旧ユーゴスラヴィア連邦でボスニア紛争が起きたのは、1992年の春である。ユーゴスラヴィアは軍事力でボスニア・ヘルツェゴビナに勝り、ボスニア・ヘルツェゴビナは正に陥落するかと思われた。――斯くて今、戦争の荒廃に喘ぐのはユーゴスラヴィアであり、ボスニア・ヘルツェゴビナは一時の平和を享受している。この差異は何から生じたのか。その為には情報、事実の構図について押さえるのが最低必要である。それは二元論、関係するかぎりは敵か味方かしかありえない、関係を保ったまま中立ということはありえない、という事実の構図である。
主人公はボスニア・ヘルツェゴビナ外相ハリス・シライジッチ、彼男より依頼を受けたルーダー・フィン社ワシントン支社国際政治局長ジム・ハーフ。目的は、アメリカ等大国へ圧力をかけてユーゴスラヴィアに多大な制裁を、あわよくば軍事介入をさせること、その為の国際世論潮流の形成。この本を読むと世論の形成と言えども、メディアやそれを通して大衆に働き掛けるだけではないのだと解る。世論を形作るのは大衆だけではない。圧力団体へも押しを入れなければならない。また実際に政治をするのは政治家たちなのだし、政治家により世論が誘導されることも充分にある。だから、政治家たちの(選挙などでの)利益がそこにある、それが最も安い方法だと示せれば、あとは向こうが自分で動いてくれる。

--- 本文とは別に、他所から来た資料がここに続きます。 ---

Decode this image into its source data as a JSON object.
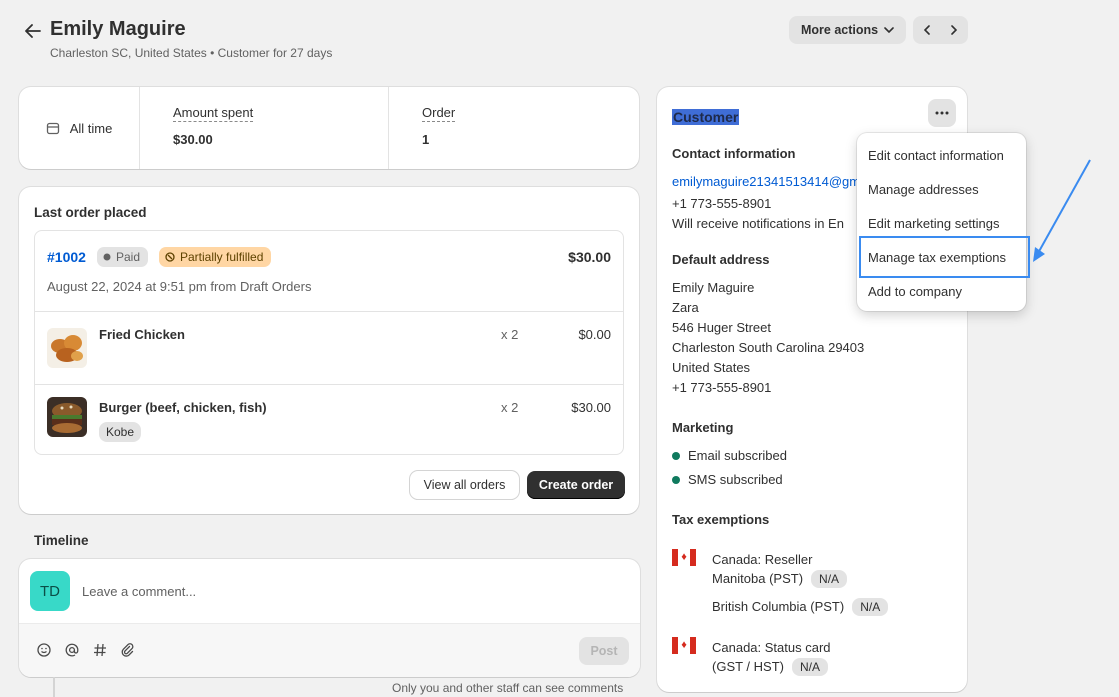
{
  "header": {
    "title": "Emily Maguire",
    "subtitle": "Charleston SC, United States • Customer for 27 days",
    "more_actions": "More actions"
  },
  "stats": {
    "period": "All time",
    "amount_label": "Amount spent",
    "amount_value": "$30.00",
    "order_label": "Order",
    "order_value": "1"
  },
  "last_order": {
    "title": "Last order placed",
    "number": "#1002",
    "payment_badge": "Paid",
    "fulfillment_badge": "Partially fulfilled",
    "total": "$30.00",
    "date": "August 22, 2024 at 9:51 pm from Draft Orders",
    "items": [
      {
        "name": "Fried Chicken",
        "qty": "x 2",
        "price": "$0.00"
      },
      {
        "name": "Burger (beef, chicken, fish)",
        "qty": "x 2",
        "price": "$30.00",
        "variant": "Kobe"
      }
    ],
    "view_all_label": "View all orders",
    "create_label": "Create order"
  },
  "timeline": {
    "title": "Timeline",
    "avatar_initials": "TD",
    "placeholder": "Leave a comment...",
    "post_label": "Post",
    "staff_note": "Only you and other staff can see comments"
  },
  "customer": {
    "title": "Customer",
    "contact_title": "Contact information",
    "email": "emilymaguire21341513414@gm",
    "phone": "+1 773-555-8901",
    "notifications": "Will receive notifications in En",
    "address_title": "Default address",
    "address_lines": [
      "Emily Maguire",
      "Zara",
      "546 Huger Street",
      "Charleston South Carolina 29403",
      "United States",
      "+1 773-555-8901"
    ],
    "marketing_title": "Marketing",
    "email_subscribed": "Email subscribed",
    "sms_subscribed": "SMS subscribed",
    "tax_title": "Tax exemptions",
    "tax": {
      "reseller": "Canada: Reseller",
      "manitoba": "Manitoba (PST)",
      "bc": "British Columbia (PST)",
      "status_card": "Canada: Status card",
      "gst_hst": "(GST / HST)",
      "na": "N/A"
    }
  },
  "menu": {
    "items": [
      "Edit contact information",
      "Manage addresses",
      "Edit marketing settings",
      "Manage tax exemptions",
      "Add to company"
    ]
  },
  "colors": {
    "accent_link": "#005bd3",
    "highlight": "#3a8bf0",
    "badge_partial": "#ffd6a4",
    "subscribed_dot": "#0f7a5e"
  }
}
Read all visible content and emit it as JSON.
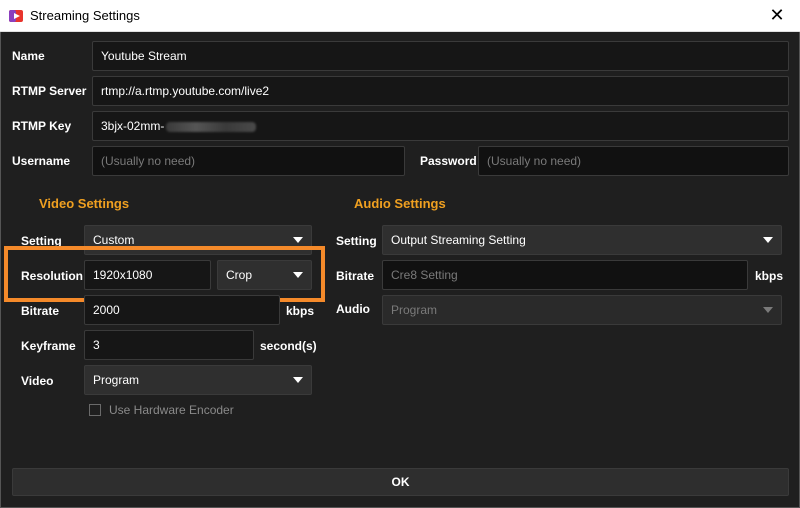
{
  "window": {
    "title": "Streaming Settings",
    "close_glyph": "✕",
    "app_icon": "app-logo-icon"
  },
  "stream": {
    "name_label": "Name",
    "name_value": "Youtube Stream",
    "server_label": "RTMP Server",
    "server_value": "rtmp://a.rtmp.youtube.com/live2",
    "key_label": "RTMP Key",
    "key_value": "3bjx-02mm-",
    "username_label": "Username",
    "username_placeholder": "(Usually no need)",
    "password_label": "Password",
    "password_placeholder": "(Usually no need)"
  },
  "video": {
    "section_title": "Video Settings",
    "setting_label": "Setting",
    "setting_value": "Custom",
    "resolution_label": "Resolution",
    "resolution_value": "1920x1080",
    "resolution_mode": "Crop",
    "bitrate_label": "Bitrate",
    "bitrate_value": "2000",
    "bitrate_unit": "kbps",
    "keyframe_label": "Keyframe",
    "keyframe_value": "3",
    "keyframe_unit": "second(s)",
    "video_label": "Video",
    "video_value": "Program",
    "hw_encoder_label": "Use Hardware Encoder",
    "hw_encoder_checked": false
  },
  "audio": {
    "section_title": "Audio Settings",
    "setting_label": "Setting",
    "setting_value": "Output Streaming Setting",
    "bitrate_label": "Bitrate",
    "bitrate_value": "Cre8 Setting",
    "bitrate_unit": "kbps",
    "audio_label": "Audio",
    "audio_value": "Program"
  },
  "footer": {
    "ok_label": "OK"
  },
  "colors": {
    "accent_section": "#f0a020",
    "highlight_box": "#f58a2a",
    "background": "#1f1f1f"
  }
}
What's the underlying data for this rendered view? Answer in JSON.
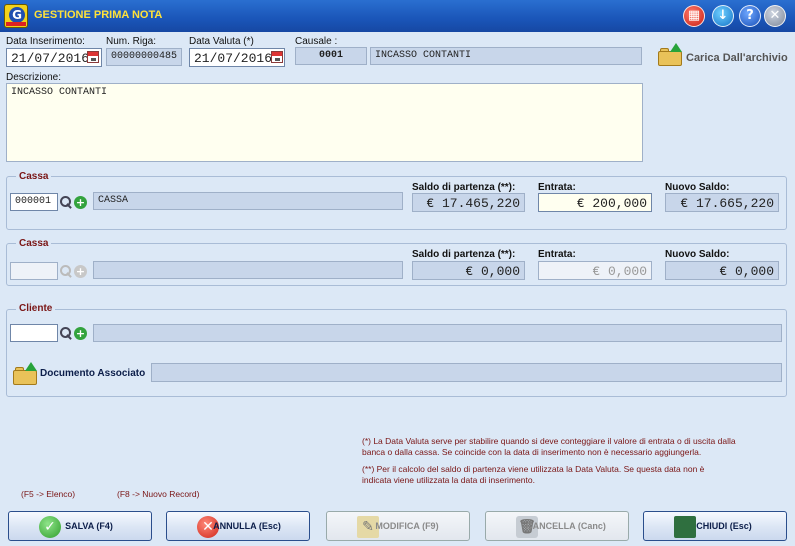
{
  "window": {
    "title": "GESTIONE PRIMA NOTA"
  },
  "header": {
    "data_inserimento_label": "Data Inserimento:",
    "data_inserimento": "21/07/2016",
    "num_riga_label": "Num. Riga:",
    "num_riga": "00000000485",
    "data_valuta_label": "Data Valuta (*)",
    "data_valuta": "21/07/2016",
    "causale_label": "Causale :",
    "causale_code": "0001",
    "causale_desc": "INCASSO CONTANTI",
    "carica_label": "Carica Dall'archivio"
  },
  "descrizione": {
    "label": "Descrizione:",
    "value": "INCASSO CONTANTI"
  },
  "cassa1": {
    "title": "Cassa",
    "code": "000001",
    "name": "CASSA",
    "saldo_label": "Saldo di partenza (**):",
    "saldo": "€ 17.465,220",
    "entrata_label": "Entrata:",
    "entrata": "€ 200,000",
    "nuovo_label": "Nuovo Saldo:",
    "nuovo": "€ 17.665,220"
  },
  "cassa2": {
    "title": "Cassa",
    "code": "",
    "name": "",
    "saldo_label": "Saldo di partenza (**):",
    "saldo": "€ 0,000",
    "entrata_label": "Entrata:",
    "entrata": "€ 0,000",
    "nuovo_label": "Nuovo Saldo:",
    "nuovo": "€ 0,000"
  },
  "cliente": {
    "title": "Cliente",
    "code": "",
    "name": ""
  },
  "documento": {
    "label": "Documento Associato",
    "value": ""
  },
  "notes": {
    "n1a": "(*)  La Data Valuta serve per stabilire quando si deve conteggiare il valore di entrata o di uscita dalla",
    "n1b": "banca o dalla cassa.  Se coincide con la data di inserimento non è necessario aggiungerla.",
    "n2a": "(**)  Per il  calcolo del saldo di partenza viene utilizzata la  Data Valuta. Se questa data non è",
    "n2b": "indicata viene utilizzata la data di inserimento."
  },
  "fkeys": {
    "f5": "(F5 -> Elenco)",
    "f8": "(F8 -> Nuovo Record)"
  },
  "buttons": {
    "salva": "SALVA (F4)",
    "annulla": "ANNULLA (Esc)",
    "modifica": "MODIFICA  (F9)",
    "cancella": "CANCELLA  (Canc)",
    "chiudi": "CHIUDI  (Esc)"
  }
}
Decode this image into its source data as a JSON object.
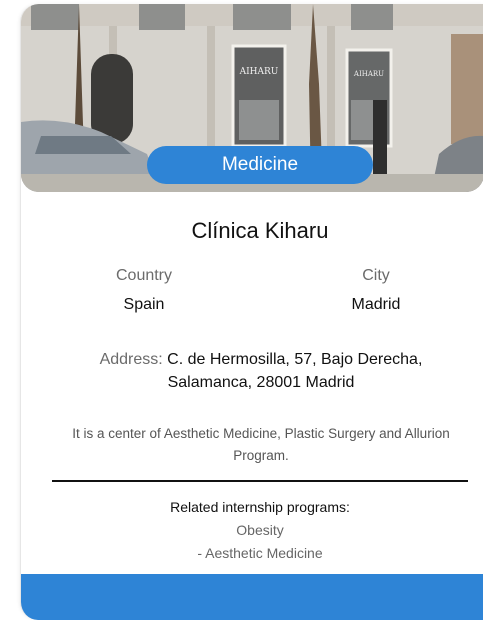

その為にこそ、事実を伝えるのだ。PRで嘘を流すのは得策ではない。情報操作の最も効率のいいツールとは〈事実〉なのだ、とこの本は言っている。情報操作とは印象を操作することであり、事実とは印象である、と。ボスニア・ヘルツェゴビナがユーゴスラヴィア(セルビア)に侵攻を受け、セルビアが残虐な行為をしているのは〈事実〉であった。セルビアがボスニア・ヘルツェゴビナのモスレム人に対して“ethnic cleansing(民族浄化)”をしようとしていると言うのは〈自由〉であった。個人であれ共同であれ、示されるのは外面だけであって、内面を推し量るのはまったくの〈自由〉であり、その推し量りこそが〈事実〉の唯一だからだ。
この行程に障害がなかった訳ではない。メディアに対しては常に「新しい」情報を出さねばならない。ユーゴ/セルビアの側も反撃にくる。アメリカでビジネスの経験のあるミラン・パニッチ首相は油断ならない相手であった。サラエボから帰ってきたルイス・マッケンジー将軍は無謀に別の〈事実〉を語る厄介者であった。だがこれらは、うまく返せさえすれば、こちらの〈正当性〉を強く印象させられる機会になる。騒ぎが大きくなったほうがうまくした時の利益も大きい、ただしこちらが直接に大きくしてはリスクが大きすぎる、というだけだ。タイミングを押さえることさえすれば。
そしてユーゴは国連から追放の憂き目に合い、その後NATOの空爆に晒されるに至った。